Nous avons aussi parlé du regard tyrannique qu'elle portait sur elle. De ses «dragons» intimes, qui lui répétaient qu'elle n'était «pas belle, pas fine, pas intelligente». «Ils deviennent des personnages avec lesquels je lutte dans un genre de corps à corps qui dure le temps de l'écriture. Car je ne les vaincs pas à jamais, c'est sûr. Dans mon premier livre, le dragon, c'était ma mère. Dans le deuxième, c'est mon amant», m'avait-elle aussi confié.

Or, plus que tout, je me souviens de ses yeux. Capables d'une froideur sombre, voire cruelle, autant que d'une sensualité conquérante. La glace et le feu érigés en armures.

Des yeux bleus, qu'elle pouvait laisser glisser sur nous pour nous tenir à la surface de leur tain clair autant que nous laisser y couler notre propre regard pour, du coup, toucher à quelque chose de précieux. L'eau - qui peut laisser miroiter ce qu'on veut bien y voir - et l'étincelle - d'autant plus fragile qu'elle peut s'éteindre d'un seul de nos souffles, si l'on n'y prend garde.

Tant de volonté et de vulnérabilité dans une seule paire d'yeux!  

D'un côté, ce désir de «castrer le lecteur», refusant «de susciter des frissons de volupté chez lui».

De l'autre, celui de croire malgré tout qu'elle, Isabelle Fortier de son vrai nom, pourrait encore être «l'unique» pour un homme, un rêve que j'ai vu briller au fond de ses prunelles, le temps d'un aveu.

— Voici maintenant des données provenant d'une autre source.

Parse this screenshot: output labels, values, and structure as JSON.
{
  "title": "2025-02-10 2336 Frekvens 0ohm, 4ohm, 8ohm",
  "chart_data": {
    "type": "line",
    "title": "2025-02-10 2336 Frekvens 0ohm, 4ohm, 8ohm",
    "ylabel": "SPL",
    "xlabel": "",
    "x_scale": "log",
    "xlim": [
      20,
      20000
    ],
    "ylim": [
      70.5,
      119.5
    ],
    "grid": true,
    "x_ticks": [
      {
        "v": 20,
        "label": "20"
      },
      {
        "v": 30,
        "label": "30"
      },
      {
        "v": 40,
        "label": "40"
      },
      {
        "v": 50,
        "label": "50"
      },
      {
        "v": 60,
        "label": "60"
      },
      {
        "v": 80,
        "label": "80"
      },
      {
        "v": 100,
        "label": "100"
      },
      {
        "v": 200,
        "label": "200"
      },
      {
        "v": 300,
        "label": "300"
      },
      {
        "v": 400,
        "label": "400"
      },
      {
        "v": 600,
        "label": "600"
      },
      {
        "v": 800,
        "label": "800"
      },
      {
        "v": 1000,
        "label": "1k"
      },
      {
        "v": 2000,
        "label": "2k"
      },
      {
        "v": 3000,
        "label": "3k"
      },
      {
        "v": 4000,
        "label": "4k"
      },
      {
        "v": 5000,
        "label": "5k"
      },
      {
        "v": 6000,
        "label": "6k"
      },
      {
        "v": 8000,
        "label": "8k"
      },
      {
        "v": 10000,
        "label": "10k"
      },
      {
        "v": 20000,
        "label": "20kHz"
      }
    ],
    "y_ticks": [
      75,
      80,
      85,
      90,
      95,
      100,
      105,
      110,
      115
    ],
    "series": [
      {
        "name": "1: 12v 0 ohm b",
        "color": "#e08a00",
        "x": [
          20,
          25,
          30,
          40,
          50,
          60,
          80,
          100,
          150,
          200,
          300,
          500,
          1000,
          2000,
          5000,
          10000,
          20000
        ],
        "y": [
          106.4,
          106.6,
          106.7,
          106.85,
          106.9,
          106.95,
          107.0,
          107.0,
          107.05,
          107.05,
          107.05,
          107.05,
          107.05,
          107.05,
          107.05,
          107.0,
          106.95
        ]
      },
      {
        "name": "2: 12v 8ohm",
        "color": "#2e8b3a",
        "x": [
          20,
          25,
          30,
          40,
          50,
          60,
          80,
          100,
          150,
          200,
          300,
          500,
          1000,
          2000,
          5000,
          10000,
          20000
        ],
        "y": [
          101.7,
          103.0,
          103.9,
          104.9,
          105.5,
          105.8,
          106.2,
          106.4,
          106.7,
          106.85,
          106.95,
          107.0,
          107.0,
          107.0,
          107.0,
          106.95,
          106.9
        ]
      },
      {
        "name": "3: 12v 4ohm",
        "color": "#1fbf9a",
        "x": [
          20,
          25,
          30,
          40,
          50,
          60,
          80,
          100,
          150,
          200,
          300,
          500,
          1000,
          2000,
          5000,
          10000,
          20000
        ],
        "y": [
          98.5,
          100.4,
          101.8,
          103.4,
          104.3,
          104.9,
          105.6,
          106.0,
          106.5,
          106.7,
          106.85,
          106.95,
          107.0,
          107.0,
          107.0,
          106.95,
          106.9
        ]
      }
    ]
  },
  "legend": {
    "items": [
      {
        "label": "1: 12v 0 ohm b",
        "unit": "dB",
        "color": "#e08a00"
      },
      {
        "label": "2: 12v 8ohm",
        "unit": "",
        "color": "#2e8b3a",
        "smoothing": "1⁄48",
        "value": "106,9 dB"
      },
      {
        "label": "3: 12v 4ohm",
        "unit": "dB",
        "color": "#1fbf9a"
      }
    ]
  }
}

Je n'avais jamais croisé un tel regard, avant elle.

Et ses fameuses notes? Après quelques minutes de discussion, elle les a rangées dans son sac. J'ose candidement croire qu'à partir de ce moment, Nelly Arcan a eu assez confiance en elle - et en moi - pour ne pas craindre le pire. Je ne sais pas si elle a lu mon article, lorsqu'il a été publié. Je n'ai du moins jamais reçu de message, ni d'appel de sa part. Je ne peux dès lors qu'espérer avoir été à la hauteur de sa confiance. De cette lueur qu'elle m'aura permis de voir scintiller, ne serait-ce qu'un instant.

Et je ne peux que regretter que cette étincelle, probablement ancrée là, dans tout ce bleu, depuis l'enfance, n'ait pas réussi à nourrir d'assez d'espoir le dragon qui a fini par la consumer.

Plus que tout, je me souviens de ses yeux. La glace et le feu érigés en armures.